Lawmakers unhappy with Jagan style of functioning

Gali Nagaraja

Amaravati: The government of Andhra Pradesh, a few days back, celebrated Chief Minister Y S Jaganmohan Reddy completing one year in office. The joyous event apparently blew the lid off the smoldering discontent among the ruling party lawmakers that brings the Jagan’s style of functioning under the spotlight.

Jagan Reddy heavily focused on welfare schemes in the last one year, trying to keep happy almost every section that matters in the electoral politics. He also strove to leave his own mark in administration by undoing the policies of his predecessor N. Chandrababu Naidu of the TDP.  In the process, he gave little attention to be heard by his party workers. The dissent voices being raised from his party now exposed the widening gulf between the Chief Minister and the ruling party lawmakers. In a short span, he earned the reputation as a leader who is inaccessible to his own party MLAs and MPs, leave alone ordinary workers.

MLAs face identity threat

The 47-year-old CM chose to have young and fresh faces in his cabinet with five Deputy Chief Ministers, thus, rubbing the senior and experienced leaders the wrong way. With his top-down approach, Jaganmohan Reddy reduced his party MLAs to be out of the reckoning in the eyes of their own electors in the constituencies. The lawmakers are forced to even play the second fiddle to the official top brass in the districts—a scene quite visible during the Naidu regime that seems repeating in the current Jagan’s dispensation also.

The YSR Congress chief swept the polls in 2019, winning 151 seats in the 175-member state Assembly and 22 out of 25 Lok Sabha seats with a promise to bring in a marked difference in governance from the TDP rule which he said was steeped in corruption and scams.

But, in practice, the Jagan’s rule in the last one-year seemingly failed to check the land mafia and contain corruption in administration. The ruling party senior MLA and former minister Dharmana Prasada Rao right in the presence of Deputy Chief Minster,  Alla Kalikrishna Srinivas (Nani), at a hospital advisory committee meeting in Srikakulam, lamented over an outsourcing company engaged in sanitation works in government hospitals running a job racket. It is complained that the agency is collecting money ranging up to Rs 2-3 lakh from the poor for the jobs. “The previous TDP engaged the Mumbai-based agency. Our government could not terminate the contract entrusted to the agency nor did we check its fraudulent activities,” Dharmana told this writer.

Sand policy in shambles

East Godavari’s Kothapeta MLA Chirla Jaggi Reddy, Bollineni Bramha Naidu and Kilaru Rosaiah, lawmakers from Guntur district, went on record, expressing serious concerns over the miserable failure of the government’s new sand policy. “Our constituencies are located close to the Krishna and the Godavari rivers. But we failed to provide a fistful of sand to our people for building houses. Sand is being diverted to outside areas after mining from the beaches, giving room for sand mafias to thrive,” they said.
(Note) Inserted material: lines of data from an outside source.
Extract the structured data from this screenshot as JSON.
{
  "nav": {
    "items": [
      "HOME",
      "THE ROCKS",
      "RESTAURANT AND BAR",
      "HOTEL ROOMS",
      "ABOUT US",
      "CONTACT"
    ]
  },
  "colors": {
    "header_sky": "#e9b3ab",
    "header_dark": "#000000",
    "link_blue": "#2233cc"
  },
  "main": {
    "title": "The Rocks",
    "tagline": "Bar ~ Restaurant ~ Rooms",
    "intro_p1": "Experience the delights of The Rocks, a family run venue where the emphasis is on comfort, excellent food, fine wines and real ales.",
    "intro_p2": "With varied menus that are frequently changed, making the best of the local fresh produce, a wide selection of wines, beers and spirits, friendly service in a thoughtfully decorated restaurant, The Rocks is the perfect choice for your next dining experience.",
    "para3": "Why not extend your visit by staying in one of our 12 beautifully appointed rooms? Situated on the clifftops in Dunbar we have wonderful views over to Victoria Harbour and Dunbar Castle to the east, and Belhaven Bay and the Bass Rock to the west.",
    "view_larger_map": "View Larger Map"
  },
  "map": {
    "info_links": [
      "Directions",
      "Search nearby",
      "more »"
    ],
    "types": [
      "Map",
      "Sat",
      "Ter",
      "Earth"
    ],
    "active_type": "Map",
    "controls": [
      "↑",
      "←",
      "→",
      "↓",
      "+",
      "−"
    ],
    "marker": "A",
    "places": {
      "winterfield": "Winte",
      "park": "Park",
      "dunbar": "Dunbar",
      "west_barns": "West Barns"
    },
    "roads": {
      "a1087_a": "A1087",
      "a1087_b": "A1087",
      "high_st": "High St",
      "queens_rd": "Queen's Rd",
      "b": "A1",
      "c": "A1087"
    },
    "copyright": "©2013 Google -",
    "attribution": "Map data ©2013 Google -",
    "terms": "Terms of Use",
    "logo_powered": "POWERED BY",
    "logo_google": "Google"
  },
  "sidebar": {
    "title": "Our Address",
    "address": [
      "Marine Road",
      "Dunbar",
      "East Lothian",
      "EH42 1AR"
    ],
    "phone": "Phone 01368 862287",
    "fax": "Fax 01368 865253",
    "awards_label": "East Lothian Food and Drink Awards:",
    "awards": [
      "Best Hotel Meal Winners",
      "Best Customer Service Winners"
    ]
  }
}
Jagan Reddy, while in opposition, vowed to root out sand mafia allegedly patronised by the TDP government and sent TDP’s Chintamaneni Prabhakar of West Godavari, accused of assaulting a lady revenue officer in connection with sand extraction, to jail after he came to power.

Officials under fire

Kandukur MLA Manugunta Mahidhar Reddy in Prakasam district resorted to a sit-in at the Zilla Parishad office, saying the official machinery in his district was inaccessible to public representatives. “I tried several times talking to senior officials over phone on acute drinking water problem in the summer, but none of them was available,” he said.
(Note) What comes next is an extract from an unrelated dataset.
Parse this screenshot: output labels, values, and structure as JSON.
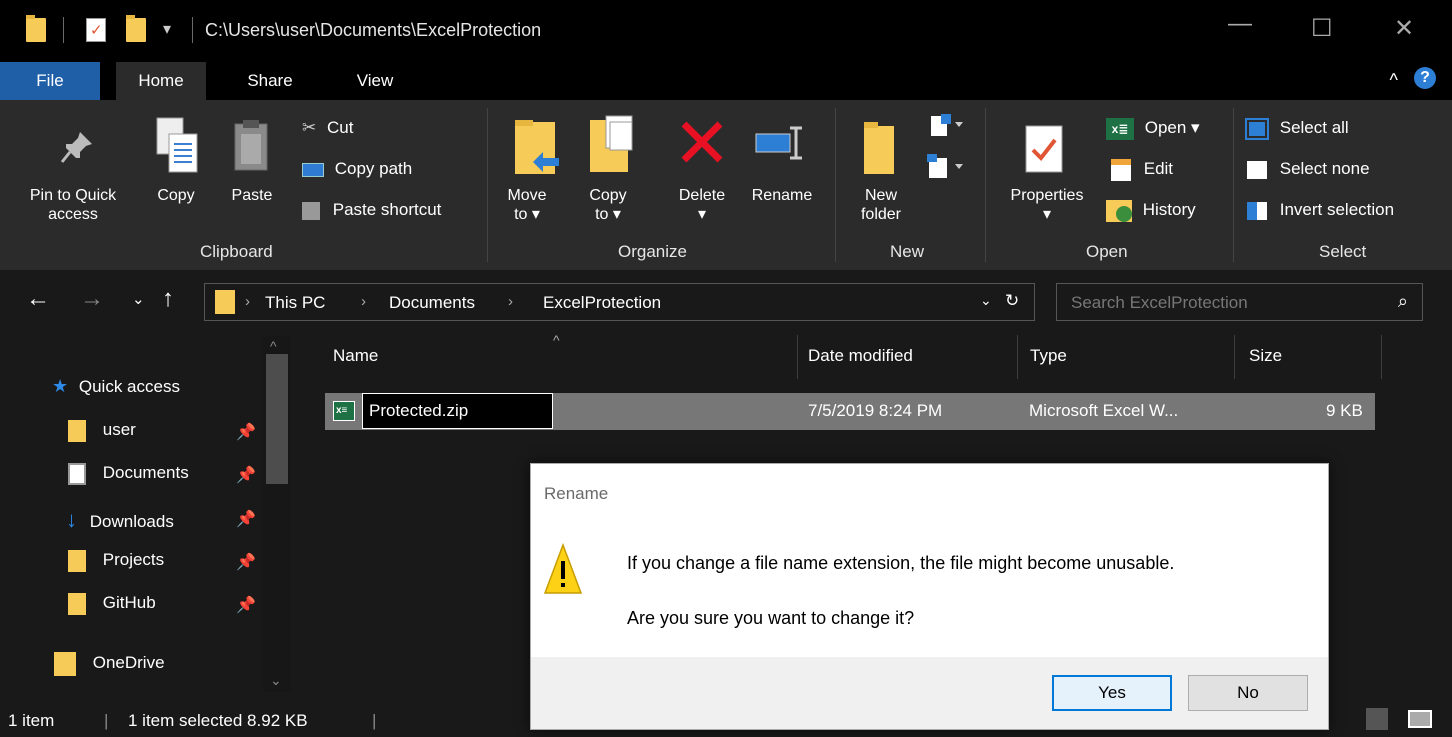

In Nellore district, senior former minister Anam Ramnarayana Reddy, representing Venkatagiri, also targeted the district officials for their failure to check water business. Water from the Somasila reservoir, meant for irrigating farm fields, is being exploited for sales in urban areas in connivance with the officials from the Irrigation department. Apparently, Minister for Irrigation Anil Kumar Yadav comes from Nellore district. “I got a petition signed by the Chief Minister seeking to modernise Somasila-Swarnamukhi link canal to supply drinking water for his constituency people and dispatched it to the district officials concerned a long time ago. Now, I am not able to even get it traced, a clear case of red tape in the administration”, he regretted.